Hepcidin is a cationic amphipathic bactericidal peptide primarily produced in the liver, and acts as a homeostatic regulator of iron absorption, recycling, and mobilization. Its expression is markedly induced during infectious and inflammatory conditions (57,58). Hepcidin is synthesized by iron loading and cytokine IL-6, and decreased by anemia and hypoxia. The major mechanism of hepcidin function is thought to be related to regulation of transmembrane iron transport through binding with ferroportin, an iron exporter expressed in hepatocytes and macrophages (59,60). The resulting decrease in extracellular iron concentrations probably makes less available for invading microorganisms and tumor cells, thereby contributing to host defense and controlling chronic diseases (57,58,61).

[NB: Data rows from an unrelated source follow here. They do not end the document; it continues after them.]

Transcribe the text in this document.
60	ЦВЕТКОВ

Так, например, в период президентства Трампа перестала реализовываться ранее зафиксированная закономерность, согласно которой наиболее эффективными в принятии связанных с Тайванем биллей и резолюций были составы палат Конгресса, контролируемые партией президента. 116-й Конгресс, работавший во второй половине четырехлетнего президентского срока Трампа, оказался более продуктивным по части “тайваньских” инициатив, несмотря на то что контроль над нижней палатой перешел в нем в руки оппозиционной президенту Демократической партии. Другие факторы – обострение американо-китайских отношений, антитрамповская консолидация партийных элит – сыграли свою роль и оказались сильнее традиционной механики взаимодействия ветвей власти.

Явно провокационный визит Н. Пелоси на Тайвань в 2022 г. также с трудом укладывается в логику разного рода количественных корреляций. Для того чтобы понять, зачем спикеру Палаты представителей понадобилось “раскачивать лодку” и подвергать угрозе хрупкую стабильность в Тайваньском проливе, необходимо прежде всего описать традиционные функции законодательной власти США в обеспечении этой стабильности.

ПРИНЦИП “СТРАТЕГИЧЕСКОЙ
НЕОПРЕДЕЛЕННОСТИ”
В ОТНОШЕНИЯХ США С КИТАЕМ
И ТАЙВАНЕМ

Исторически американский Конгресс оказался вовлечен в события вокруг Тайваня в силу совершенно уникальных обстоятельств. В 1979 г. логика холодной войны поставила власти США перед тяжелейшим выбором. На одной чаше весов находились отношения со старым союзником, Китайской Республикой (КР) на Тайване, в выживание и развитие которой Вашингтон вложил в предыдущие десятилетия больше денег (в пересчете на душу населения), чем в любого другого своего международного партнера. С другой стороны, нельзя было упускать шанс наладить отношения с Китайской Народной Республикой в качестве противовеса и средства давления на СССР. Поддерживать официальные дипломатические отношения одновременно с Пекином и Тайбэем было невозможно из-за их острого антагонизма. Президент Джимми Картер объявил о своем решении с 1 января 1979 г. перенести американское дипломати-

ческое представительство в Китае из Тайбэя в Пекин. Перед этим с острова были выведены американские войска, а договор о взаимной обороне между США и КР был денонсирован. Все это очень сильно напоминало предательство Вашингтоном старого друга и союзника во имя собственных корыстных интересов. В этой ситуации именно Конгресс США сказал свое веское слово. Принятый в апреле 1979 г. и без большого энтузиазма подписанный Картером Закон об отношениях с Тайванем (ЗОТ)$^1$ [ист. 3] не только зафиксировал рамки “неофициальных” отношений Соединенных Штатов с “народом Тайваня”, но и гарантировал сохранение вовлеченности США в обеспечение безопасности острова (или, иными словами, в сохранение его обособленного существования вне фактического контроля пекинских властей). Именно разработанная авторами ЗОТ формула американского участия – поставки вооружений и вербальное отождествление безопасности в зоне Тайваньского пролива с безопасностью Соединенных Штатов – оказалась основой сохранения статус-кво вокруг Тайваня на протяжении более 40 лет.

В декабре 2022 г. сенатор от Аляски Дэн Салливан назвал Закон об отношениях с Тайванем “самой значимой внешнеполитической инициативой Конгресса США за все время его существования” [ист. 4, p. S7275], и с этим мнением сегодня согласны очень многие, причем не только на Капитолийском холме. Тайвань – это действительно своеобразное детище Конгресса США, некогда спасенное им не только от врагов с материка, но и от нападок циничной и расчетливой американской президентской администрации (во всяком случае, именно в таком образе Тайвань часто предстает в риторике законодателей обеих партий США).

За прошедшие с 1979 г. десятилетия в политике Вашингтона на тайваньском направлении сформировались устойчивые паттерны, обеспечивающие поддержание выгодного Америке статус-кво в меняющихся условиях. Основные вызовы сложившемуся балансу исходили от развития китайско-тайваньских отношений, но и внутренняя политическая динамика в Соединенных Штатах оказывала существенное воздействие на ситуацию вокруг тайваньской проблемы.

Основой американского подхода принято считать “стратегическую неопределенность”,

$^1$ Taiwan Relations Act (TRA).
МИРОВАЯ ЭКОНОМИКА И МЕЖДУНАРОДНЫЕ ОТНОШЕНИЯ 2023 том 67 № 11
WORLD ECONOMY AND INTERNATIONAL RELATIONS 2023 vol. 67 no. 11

As a novel mediator of innate immunity, hepcidin and related therapeutics are promising candidates for the treatment of various diseases, such as hemochromatosis and anemia from chronic inflammation (57,58,61).

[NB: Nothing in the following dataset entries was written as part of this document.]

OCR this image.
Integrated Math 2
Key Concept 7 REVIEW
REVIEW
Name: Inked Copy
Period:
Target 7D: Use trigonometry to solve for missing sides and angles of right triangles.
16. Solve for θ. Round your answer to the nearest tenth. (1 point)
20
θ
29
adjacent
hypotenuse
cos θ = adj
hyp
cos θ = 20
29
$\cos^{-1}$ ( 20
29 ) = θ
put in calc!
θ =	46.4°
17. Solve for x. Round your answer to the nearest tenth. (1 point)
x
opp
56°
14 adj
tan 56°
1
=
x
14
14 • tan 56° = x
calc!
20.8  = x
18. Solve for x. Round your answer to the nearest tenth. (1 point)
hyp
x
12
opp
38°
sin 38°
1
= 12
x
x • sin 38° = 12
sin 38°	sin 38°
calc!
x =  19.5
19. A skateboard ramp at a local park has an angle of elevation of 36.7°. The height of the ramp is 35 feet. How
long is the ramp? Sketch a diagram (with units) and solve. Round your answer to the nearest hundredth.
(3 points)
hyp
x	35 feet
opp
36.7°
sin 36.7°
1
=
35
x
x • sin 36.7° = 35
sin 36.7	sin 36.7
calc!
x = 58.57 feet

Hepcidin is expressed in macrophages after infection with the intracellular pathogens M. avium and M. tuberculosis. Stimulation of macrophages with mycobacteria and IFN-γ synergistically induced hepcidin mRNA and protein, which localized to the mycobacteria-containing phagosomes (10). Additionally, hepcidin possesses direct antimicrobial activity and causes damage to M. tuberculosis (10). Further investigation of the signaling mechanisms responsible for hepcidin mRNA expression showed that STAT1 and NF-κB activation and induction of C/EBPβ were involved in IFN-γ and M. tuberculosis-induced hepcidin expression by macrophages (62). These data strongly suggest that M. tuberculosis-induced hepcidin expression by activated effector cells may contribute to host defense against mycobacteria. However, future studies are needed to clarify the exact roles and mechanisms of hepcidin expression in innate immune cells during mycobacterial infection.

CONCLUDING REMARKS

The antimicrobial peptides can contribute to antimycobacterial innate immunity through direct (killing) and indirect (immune modulation) activities. During mycobacterial infection, the cathelicidin, defensin, and hepcidin peptide families have been reported to exhibit antimicrobial activities and immunomodulatory functions. These peptides are produced in different types of innate immune cells, such as macrophages, neutrophils, keratinoyctes and epithelial cells. As a bridge between the innate and adaptive immune responses, cathelicidin may contribute to host antibacterial defenses and dampen harmful inflammation. Furthermore, antimycobacterial immune defense is linked to cathelicidin expression and its role in mediating autophagy. IL-1β, a crucial cytokine in antimycobacterial defense, is required for defensin expression, which is critical for innate immunity to mycobacteria. The accumulating data will enable development of therapeutic options and innovative antibiotics derived from host antimicrobial peptides.